I am wondering if it would be “weird” if I ask my professor to write me a reccommendation letter now and save it for two years when I apply. He has previously told me he’d love to write me a very strong reccomendation letter for grad school. However, he is a bit old and he tends to forget some details in a few months so I am worried that in two years he would forget many details he would have otherwise included in the letter.

1 Answer 1


It's certainly acceptable to ask. But:

  • In the US, at least, most universities require the professors to electronically upload their letters directly. So, having him write a letter and hand it to you might not be all that helpful -- you'll still need him to upload it when you apply to grad school.
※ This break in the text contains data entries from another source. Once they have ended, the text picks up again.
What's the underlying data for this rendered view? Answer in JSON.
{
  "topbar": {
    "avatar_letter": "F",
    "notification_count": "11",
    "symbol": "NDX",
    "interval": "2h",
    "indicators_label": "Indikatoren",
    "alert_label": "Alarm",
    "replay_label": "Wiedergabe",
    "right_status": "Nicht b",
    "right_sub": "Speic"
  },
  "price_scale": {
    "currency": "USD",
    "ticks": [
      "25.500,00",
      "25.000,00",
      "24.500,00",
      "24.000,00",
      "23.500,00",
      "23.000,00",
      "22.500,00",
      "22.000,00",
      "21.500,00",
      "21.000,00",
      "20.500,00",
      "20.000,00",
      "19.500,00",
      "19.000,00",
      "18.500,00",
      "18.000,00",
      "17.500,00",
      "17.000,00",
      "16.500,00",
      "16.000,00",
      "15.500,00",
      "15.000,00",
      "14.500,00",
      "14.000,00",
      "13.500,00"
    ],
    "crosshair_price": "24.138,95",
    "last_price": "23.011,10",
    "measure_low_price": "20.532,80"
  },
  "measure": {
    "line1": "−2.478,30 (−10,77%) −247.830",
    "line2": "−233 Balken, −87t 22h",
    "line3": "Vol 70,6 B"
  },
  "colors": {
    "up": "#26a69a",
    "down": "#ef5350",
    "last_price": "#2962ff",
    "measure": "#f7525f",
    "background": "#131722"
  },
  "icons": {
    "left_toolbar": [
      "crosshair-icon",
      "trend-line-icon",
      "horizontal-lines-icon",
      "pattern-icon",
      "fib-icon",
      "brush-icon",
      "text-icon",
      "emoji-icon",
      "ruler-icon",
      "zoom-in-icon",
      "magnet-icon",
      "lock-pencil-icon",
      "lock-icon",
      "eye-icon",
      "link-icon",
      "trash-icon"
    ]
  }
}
If you're worried about him dying, you might be able to get another professor to upload his letter on his behalf...but that gets a little tricky.
  • A lot of students have plans to go to grad school N years after graduation -- but at least anecdotally, it seems like the vast majority of those students change their plans and never end up in grad school. So, he may be reluctant to write a letter that has a good chance (at least statistically) of never being used.
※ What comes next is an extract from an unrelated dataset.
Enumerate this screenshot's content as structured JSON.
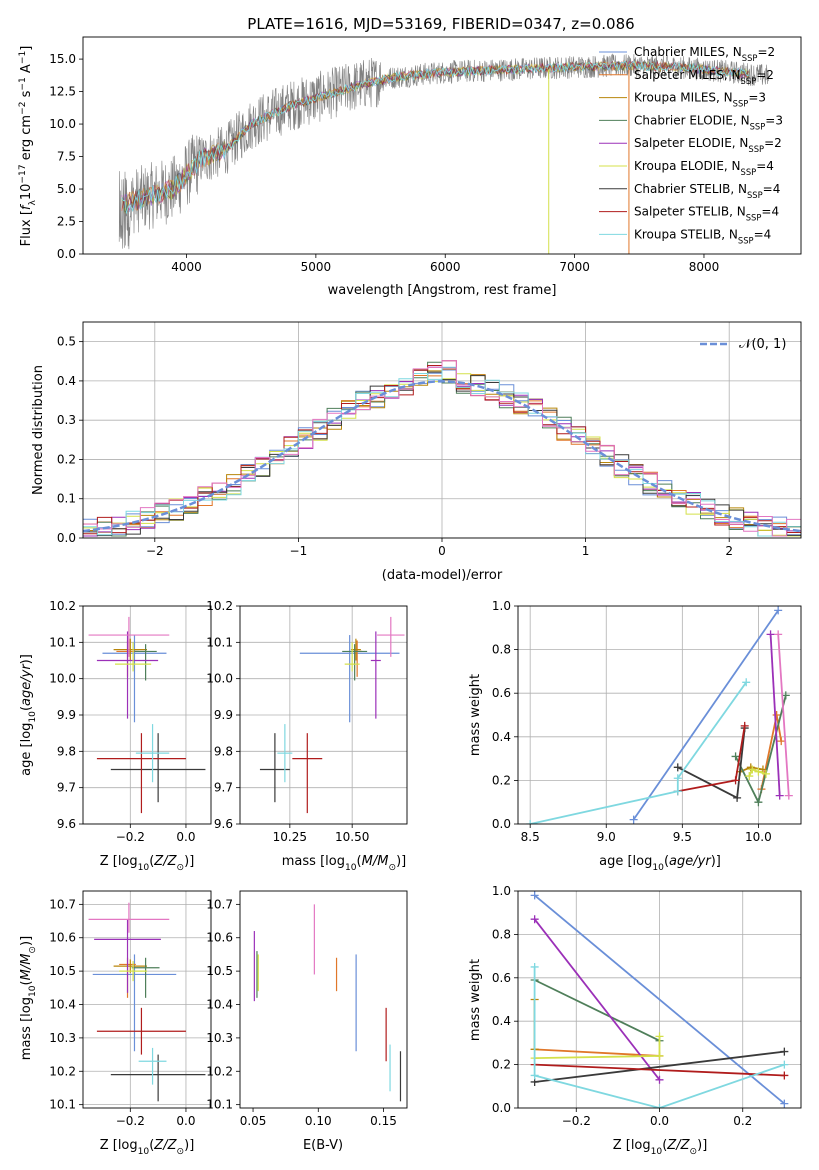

I would just discuss this openly with him -- tell him that you plan to ask for a letter in 2 years, and want to make sure that all the details aren't forgotten before then (it is not necessary to suggest that he is senile or at risk of dying).

  • He may write some notes to help himself write it, or he may agree to write the entire letter now.
  • If not, this conversation gives you an opening to write your notes and e-mail them to him -- including some bullets that summarize your work and others that record any subjective evaluations he's shared with you. Then, two years from now, all you have to do is reply to this message and tell him you need the letter.
  • Actually, there is a reason to ask for the letter now and to send you an informal copy. In the future, when you want to ask for a formal LOR, you can attach the one you got as a reminder of what the professor thought of you back then. Something for your files. And you know before you ask, what the letter will likely say. But +1.
    – Buffy
    Mar 16, 2019 at 20:21
  • 1
    Agree - if the professor is willing to write the letter now and upload it in 2 years, that's great news for OP. Even better if they share it with OP. The professor may not be willing to do this, especially at such an early stage, however (I would usually not).
    – cag51
    Mar 16, 2019 at 21:06
  • One college I know of has, in essence, an escrow service. The professor writes a letter, deposits it with the office, and the office can then forward it in the future to grad schools. Check with your institution.